Зачарованно глядя на нижнюю часть туловища хозяина, Колодкин откликнулся:
— Я готов почтительно внимать.
— Помнится, однажды в конце года я задумал устроить конкурс и выбрать среди работников корпорации главного умельца пускать ветры.
— Угу-угу, помню, было такое. — Колодкин перевёл взгляд на лицо хозяина, едва не задев лбом сигару во рту Чуньюй Баоцэ.
— Так вот, я думаю, мне действительно стоит этим заняться, и победителем я объявляю тебя.
У Колодкина задрожали губы, он попятился. Чуньюй Баоцэ стукнул по подлокотникам:
— То, что произошло на пляже между У Шаюанем и Оу Толань, — ты это своими глазами видел? Если не видел и у тебя нет свидетелей, то это наглая клевета, и она тебе даром не пройдёт! Пора бы уже понимать, что клевета — это тяжкое преступление! — Грудь его вздымалась и опускалась, он тяжело дышал, халат на нём распахнулся, обнажив мокрое тело. От внезапной вспышки хозяйского гнева Колодкин выпрямился и едва не опрокинулся на пол.
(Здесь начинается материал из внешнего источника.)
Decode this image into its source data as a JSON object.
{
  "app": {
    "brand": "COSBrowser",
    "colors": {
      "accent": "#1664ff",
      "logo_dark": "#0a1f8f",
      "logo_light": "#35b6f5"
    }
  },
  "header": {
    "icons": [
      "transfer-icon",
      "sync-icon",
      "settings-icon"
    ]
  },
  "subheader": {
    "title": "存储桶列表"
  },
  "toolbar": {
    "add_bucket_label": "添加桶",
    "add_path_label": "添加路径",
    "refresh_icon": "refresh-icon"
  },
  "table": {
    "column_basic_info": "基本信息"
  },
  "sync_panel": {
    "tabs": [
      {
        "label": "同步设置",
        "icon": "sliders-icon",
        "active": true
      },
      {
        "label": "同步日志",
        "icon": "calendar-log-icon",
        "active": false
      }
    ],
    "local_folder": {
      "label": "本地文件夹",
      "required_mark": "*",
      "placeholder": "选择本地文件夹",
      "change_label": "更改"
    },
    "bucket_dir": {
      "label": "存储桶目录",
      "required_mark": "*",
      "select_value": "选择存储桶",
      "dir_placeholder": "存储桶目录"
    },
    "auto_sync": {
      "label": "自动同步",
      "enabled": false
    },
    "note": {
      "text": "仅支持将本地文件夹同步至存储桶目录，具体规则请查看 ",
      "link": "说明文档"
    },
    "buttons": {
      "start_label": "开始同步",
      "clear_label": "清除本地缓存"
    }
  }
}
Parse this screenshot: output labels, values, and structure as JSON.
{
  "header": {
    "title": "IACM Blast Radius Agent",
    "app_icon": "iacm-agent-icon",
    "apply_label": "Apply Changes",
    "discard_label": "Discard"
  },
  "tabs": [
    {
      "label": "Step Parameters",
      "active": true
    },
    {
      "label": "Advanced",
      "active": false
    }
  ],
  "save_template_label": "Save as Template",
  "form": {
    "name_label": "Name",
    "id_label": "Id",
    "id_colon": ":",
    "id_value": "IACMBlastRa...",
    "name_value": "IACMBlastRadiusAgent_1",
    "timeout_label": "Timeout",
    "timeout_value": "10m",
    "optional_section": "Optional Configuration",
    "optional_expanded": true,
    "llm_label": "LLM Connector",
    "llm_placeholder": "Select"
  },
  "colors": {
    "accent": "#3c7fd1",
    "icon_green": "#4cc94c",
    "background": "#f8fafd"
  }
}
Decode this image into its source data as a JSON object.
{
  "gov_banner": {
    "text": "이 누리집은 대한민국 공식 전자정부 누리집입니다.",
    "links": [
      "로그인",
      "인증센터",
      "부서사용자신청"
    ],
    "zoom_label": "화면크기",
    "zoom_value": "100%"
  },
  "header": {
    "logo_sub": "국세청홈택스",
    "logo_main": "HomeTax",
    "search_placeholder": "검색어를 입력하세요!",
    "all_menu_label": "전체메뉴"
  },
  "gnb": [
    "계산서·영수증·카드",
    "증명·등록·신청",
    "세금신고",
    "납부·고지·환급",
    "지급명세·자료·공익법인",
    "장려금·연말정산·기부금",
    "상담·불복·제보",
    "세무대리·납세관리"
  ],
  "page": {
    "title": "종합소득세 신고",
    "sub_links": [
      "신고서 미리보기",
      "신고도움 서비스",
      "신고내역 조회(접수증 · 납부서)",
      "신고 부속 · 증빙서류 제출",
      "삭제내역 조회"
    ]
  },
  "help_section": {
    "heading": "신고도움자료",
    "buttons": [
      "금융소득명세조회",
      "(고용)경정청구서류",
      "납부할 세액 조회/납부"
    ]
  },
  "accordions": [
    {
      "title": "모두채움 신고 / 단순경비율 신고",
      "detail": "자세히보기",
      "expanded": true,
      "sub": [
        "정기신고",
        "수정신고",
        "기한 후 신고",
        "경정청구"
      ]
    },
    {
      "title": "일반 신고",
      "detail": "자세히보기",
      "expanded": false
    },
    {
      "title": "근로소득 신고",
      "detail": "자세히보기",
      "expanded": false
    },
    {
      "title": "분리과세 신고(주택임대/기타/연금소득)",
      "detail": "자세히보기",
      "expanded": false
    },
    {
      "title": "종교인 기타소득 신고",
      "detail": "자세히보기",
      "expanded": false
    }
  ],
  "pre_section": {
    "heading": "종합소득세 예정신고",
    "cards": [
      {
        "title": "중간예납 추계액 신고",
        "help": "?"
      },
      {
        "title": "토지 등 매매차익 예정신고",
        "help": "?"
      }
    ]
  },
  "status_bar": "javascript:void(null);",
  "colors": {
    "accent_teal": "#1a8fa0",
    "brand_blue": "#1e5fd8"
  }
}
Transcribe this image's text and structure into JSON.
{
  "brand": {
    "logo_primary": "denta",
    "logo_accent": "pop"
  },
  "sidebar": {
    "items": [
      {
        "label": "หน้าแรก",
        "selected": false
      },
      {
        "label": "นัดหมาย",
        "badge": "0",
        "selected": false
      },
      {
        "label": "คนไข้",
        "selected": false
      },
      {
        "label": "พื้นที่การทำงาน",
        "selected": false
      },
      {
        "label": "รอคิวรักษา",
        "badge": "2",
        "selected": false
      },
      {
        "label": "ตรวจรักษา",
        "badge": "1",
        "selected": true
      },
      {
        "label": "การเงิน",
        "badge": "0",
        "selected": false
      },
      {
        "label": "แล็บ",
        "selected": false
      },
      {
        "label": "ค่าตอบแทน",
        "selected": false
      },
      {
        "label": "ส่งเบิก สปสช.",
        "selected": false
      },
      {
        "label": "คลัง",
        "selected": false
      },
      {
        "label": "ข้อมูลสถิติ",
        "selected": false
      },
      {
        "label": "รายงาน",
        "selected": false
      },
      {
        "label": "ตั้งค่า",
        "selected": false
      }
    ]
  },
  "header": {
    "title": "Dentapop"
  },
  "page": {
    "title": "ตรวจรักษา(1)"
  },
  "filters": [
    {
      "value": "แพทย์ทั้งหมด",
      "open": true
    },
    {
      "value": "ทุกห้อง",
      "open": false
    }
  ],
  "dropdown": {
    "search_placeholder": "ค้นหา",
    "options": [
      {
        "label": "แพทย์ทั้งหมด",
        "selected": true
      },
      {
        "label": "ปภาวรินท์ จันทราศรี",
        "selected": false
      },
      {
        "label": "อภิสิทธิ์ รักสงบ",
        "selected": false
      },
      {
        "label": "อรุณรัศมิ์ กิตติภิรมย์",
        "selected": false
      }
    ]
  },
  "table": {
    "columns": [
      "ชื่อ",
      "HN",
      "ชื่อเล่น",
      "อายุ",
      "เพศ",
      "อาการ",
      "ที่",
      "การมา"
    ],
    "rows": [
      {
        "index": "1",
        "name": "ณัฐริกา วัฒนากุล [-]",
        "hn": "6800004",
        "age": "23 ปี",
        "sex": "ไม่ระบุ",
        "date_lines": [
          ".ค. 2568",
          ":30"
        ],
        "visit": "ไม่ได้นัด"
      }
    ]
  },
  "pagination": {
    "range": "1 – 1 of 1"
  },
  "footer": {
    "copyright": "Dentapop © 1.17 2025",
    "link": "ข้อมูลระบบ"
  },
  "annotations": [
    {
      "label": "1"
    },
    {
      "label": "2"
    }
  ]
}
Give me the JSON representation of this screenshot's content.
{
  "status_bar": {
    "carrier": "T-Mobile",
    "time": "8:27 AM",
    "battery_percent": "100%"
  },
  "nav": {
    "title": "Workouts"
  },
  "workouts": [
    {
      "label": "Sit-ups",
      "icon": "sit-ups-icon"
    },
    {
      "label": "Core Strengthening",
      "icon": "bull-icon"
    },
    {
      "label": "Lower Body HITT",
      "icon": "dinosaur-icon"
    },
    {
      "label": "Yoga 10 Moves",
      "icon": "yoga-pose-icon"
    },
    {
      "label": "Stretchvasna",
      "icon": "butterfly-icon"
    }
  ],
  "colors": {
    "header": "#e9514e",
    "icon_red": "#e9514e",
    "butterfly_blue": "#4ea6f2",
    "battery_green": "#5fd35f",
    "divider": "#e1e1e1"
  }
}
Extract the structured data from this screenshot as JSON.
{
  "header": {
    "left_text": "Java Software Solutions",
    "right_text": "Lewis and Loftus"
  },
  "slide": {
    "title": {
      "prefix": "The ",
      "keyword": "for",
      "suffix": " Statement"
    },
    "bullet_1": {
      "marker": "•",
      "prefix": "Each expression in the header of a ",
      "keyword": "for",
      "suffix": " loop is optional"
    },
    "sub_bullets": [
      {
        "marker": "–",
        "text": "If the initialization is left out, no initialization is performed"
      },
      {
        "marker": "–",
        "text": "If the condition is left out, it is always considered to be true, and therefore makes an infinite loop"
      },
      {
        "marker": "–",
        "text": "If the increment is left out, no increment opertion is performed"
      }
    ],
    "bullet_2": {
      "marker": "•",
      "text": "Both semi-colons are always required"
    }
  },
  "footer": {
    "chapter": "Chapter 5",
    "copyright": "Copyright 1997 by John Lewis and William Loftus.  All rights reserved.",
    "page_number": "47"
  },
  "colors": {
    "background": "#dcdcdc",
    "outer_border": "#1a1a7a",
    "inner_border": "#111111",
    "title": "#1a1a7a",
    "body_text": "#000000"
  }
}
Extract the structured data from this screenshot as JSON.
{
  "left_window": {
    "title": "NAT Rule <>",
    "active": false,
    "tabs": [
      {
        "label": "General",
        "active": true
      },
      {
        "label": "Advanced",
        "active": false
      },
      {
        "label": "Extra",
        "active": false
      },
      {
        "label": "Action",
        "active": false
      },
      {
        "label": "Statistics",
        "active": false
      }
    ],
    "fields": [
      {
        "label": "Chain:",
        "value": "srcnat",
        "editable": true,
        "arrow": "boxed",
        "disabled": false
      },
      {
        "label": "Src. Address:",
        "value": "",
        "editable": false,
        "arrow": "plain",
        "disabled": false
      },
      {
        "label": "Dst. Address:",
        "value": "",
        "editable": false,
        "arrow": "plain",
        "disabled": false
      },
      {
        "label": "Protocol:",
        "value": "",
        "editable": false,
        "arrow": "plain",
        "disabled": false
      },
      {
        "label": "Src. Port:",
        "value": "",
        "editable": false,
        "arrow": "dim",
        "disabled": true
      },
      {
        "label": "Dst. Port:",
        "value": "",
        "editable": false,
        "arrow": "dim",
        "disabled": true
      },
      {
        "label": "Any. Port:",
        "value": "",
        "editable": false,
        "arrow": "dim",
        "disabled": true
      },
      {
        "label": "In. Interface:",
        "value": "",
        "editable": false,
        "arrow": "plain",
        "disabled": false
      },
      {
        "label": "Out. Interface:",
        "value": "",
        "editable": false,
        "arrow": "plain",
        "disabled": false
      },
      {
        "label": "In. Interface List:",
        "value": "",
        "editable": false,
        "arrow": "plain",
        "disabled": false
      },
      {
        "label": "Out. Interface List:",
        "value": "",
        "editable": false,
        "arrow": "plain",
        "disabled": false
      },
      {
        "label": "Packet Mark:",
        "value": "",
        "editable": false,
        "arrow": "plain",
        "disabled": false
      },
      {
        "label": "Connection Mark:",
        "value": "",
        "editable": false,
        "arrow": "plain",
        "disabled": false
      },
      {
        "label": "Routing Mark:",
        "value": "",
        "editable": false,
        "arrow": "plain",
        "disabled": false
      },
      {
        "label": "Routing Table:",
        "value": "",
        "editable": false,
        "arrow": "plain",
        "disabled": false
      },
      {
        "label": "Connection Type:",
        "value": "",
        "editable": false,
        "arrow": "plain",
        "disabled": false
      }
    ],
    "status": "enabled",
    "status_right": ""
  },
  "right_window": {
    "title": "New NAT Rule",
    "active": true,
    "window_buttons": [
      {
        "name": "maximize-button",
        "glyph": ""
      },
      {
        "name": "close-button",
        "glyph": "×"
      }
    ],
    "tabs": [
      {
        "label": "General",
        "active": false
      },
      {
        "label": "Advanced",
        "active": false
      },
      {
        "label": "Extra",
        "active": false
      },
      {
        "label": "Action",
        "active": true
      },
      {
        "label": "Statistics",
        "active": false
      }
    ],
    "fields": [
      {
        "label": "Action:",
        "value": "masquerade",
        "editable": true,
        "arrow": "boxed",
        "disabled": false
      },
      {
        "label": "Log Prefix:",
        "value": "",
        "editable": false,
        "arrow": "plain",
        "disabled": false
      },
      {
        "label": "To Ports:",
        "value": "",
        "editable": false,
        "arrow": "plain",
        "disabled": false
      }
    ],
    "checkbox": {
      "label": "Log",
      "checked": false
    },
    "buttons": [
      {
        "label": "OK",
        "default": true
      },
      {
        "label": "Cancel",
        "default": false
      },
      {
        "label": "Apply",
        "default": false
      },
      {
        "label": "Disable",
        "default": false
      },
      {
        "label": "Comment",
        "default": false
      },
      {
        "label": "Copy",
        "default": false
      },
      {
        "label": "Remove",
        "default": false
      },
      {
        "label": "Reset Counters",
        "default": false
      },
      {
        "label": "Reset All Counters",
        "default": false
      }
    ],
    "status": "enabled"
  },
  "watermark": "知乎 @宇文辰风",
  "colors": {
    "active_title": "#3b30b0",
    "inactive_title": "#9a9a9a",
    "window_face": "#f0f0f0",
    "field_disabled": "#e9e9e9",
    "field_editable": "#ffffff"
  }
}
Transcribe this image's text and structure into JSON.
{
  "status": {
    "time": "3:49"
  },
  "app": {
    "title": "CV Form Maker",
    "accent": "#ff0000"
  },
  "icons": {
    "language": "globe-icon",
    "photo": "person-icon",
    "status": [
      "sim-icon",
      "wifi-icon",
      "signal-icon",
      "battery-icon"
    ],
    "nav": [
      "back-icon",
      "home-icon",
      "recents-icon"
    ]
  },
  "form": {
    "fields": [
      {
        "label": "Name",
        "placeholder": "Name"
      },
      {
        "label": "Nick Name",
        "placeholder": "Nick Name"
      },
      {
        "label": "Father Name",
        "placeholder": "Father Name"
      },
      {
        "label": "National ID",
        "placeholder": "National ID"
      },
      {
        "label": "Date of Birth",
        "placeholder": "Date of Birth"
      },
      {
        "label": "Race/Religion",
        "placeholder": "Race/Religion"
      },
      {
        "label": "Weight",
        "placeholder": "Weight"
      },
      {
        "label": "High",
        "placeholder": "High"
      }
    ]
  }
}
— Дело… дело вот как было, председатель. Гендиректор велел мне описать всё как можно детальнее…
— Искажать факты тоже он вам велел?
— Нет, такого не было. Это всё Очкастый, это он писал, он сказал, что фантазия в разумных пределах только на пользу.
— Ну и наглец! Что угодно испохабит! Ступай и высеки его по голой заднице! Пошёл вон!
Колодкин заковылял к выходу, а Чуньюй Баоцэ всё ещё кипел от негодования. Он испытывал самый настоящий стыд перед Оу Толань.
— Это в корне противоречит правилам игры, — забормотал он. — Что до вас, господин У, то перед вами с вашей фальшивой интеллигентностью мне ни капельки не стыдно. Остаётся надеяться, что вы хотя бы будете следить за своим поведением. Вымахал в тощего дылду, и самомнения выше крыши, страдалец-горемыка. Бросить бы камень в крысу, да боюсь перебить посуду, но и ты не переборщи.
Подняв глаза, он увидел, как откуда-то с северо-востока выплыло разноцветное облако тумана. Оно сразу же привлекло его внимание. Он нажал на красную кнопку, и к нему поднялся пыхтящий в одышке Платина.
— Что это там такое? — Чуньюй Баоцэ указал на окно.
Секретарь приставил к глазам руку козырьком и пригляделся:
— Да вряд ли что-то интересное, наверное, какая-нибудь контора салют устроила.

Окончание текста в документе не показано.